Facing Henry Armistead, however, was nothing compared to facing Mara Labreque St. Joe. She burst into the waiting room with the air of a woman who’d flown up the coast on a broomstick. She was disheveled, frantic, refused to wait for anyone to tell her where to find her daughter. She grabbed Riley and took off into the treatment rooms, muttering, “Damn Emile,
damn him.

“Mom, I should warn you. Sig’s pregnant.”

“Damn it, I know she’s pregnant! I have eyes in my head!”

“She’s having twins,” Riley added.

Her mother faltered. Her dark eyes shone. Her lower lip trembled, but she rallied. She turned on Riley as if she were Emile’s clone. “And you let her come up here with you? The least you could have done was stay in a motel. You didn’t have to stay at the cottage. Damn it, Riley, what were you thinking?”

“Mara.” Richard St. Joe eased in behind them. “Riley’s been through a rough time tonight, too.”

“I know, I know, I’m sorry….” She put a hand on Riley’s cheek, tried to smile through her tears. “You’re okay?”

“I’m fine, Mom.”

“I spoke to a doctor,” her father said. “She said Sig’s doing well. She sprained an ankle and had some smoke inhalation, and she’s dehydrated.”

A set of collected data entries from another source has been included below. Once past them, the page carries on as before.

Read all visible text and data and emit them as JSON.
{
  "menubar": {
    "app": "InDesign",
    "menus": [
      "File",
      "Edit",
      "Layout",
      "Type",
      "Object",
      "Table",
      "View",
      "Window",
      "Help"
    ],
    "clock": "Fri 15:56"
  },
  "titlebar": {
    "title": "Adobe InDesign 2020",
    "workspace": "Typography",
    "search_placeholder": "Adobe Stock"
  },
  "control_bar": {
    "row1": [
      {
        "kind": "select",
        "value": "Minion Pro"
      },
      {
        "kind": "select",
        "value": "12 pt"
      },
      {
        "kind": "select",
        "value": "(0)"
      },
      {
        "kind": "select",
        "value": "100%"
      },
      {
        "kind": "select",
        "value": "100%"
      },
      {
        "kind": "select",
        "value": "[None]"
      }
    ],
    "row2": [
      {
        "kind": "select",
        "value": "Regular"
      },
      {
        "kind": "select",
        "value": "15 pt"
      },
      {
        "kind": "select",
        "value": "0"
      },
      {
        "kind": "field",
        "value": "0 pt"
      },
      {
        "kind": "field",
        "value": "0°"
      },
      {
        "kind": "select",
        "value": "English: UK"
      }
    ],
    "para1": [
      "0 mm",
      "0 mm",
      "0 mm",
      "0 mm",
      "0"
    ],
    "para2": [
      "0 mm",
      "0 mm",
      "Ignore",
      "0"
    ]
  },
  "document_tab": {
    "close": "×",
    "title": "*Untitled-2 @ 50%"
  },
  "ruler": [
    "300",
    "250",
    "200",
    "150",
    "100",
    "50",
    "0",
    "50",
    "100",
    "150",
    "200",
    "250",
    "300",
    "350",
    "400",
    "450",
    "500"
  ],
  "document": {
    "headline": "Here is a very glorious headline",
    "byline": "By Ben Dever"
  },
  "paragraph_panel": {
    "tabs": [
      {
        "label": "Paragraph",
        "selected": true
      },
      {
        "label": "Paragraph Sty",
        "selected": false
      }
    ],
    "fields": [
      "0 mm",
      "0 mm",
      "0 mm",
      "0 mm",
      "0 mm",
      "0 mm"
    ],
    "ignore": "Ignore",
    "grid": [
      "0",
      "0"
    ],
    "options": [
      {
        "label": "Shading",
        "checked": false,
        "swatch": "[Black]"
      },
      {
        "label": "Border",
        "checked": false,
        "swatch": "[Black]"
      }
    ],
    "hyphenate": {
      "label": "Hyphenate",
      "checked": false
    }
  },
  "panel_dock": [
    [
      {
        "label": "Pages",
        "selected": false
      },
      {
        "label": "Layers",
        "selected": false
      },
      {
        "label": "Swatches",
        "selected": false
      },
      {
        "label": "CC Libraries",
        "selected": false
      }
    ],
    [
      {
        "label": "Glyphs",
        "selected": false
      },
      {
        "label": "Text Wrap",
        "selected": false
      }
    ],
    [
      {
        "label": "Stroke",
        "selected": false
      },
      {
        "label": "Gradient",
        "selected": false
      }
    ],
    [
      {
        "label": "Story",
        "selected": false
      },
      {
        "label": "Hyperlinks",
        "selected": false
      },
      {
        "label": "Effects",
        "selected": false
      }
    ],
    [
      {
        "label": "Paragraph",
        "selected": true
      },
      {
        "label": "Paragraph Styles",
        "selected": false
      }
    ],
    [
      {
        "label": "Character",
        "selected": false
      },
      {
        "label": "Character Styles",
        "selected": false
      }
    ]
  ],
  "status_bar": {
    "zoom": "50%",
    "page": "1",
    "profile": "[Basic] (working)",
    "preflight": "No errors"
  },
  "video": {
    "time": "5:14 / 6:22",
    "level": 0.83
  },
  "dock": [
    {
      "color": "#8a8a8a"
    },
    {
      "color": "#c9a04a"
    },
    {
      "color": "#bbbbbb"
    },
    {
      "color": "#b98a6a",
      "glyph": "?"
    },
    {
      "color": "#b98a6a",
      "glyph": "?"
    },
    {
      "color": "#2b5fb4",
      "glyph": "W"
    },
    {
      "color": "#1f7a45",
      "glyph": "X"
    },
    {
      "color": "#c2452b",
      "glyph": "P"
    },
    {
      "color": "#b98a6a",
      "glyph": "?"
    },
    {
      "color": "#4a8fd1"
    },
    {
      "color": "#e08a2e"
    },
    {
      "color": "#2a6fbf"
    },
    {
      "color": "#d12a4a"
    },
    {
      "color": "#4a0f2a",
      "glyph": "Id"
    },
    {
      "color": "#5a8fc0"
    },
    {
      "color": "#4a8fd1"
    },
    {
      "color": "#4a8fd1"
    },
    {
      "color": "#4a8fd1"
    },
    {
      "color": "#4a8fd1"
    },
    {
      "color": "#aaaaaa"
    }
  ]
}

“Can we see her?” Mara asked.

“Yes, but she’s asleep right now. They want to get her into a regular room and keep her at least until morning.”

“I want to see her,” Mara insisted.

Richard nodded. “I know. Me, too.”

A nurse escorted the three of them to Sig’s treatment room. She was asleep on her side under a thin blanket, her pregnancy obvious even to someone who wasn’t looking for it. She was still hooked up to an IV but had been taken off oxygen. Riley stood back while her parents came to terms with the reality of how close they’d come to losing not one daughter this time, but two.

“Come on,” Richard said, putting an arm around his wife, “I’ll buy you a cup of coffee. I’m not going anywhere until she wakes up and I hear her voice. Riley?” He attempted a smile. “You look like you could use a whole pot of coffee.”

“I’ll be along.”

“You’re sure?”

She nodded. “Tell the rest of the crowd Sig’s okay, will you? Then send them home. Henry’s ready to fire me as it is.” She breathed in. “Forget Straker. It won’t matter what you tell him. He’s going to do what he’s going to do.”

“He’s always been that way,” her mother said.

After they left, Riley moved next to her sister and tried to let the relief she knew she should be feeling register. Her
mind
was all set: Sig was okay. She hadn’t died. She hadn’t lost her babies. Intellectually, Riley could grasp those basic facts.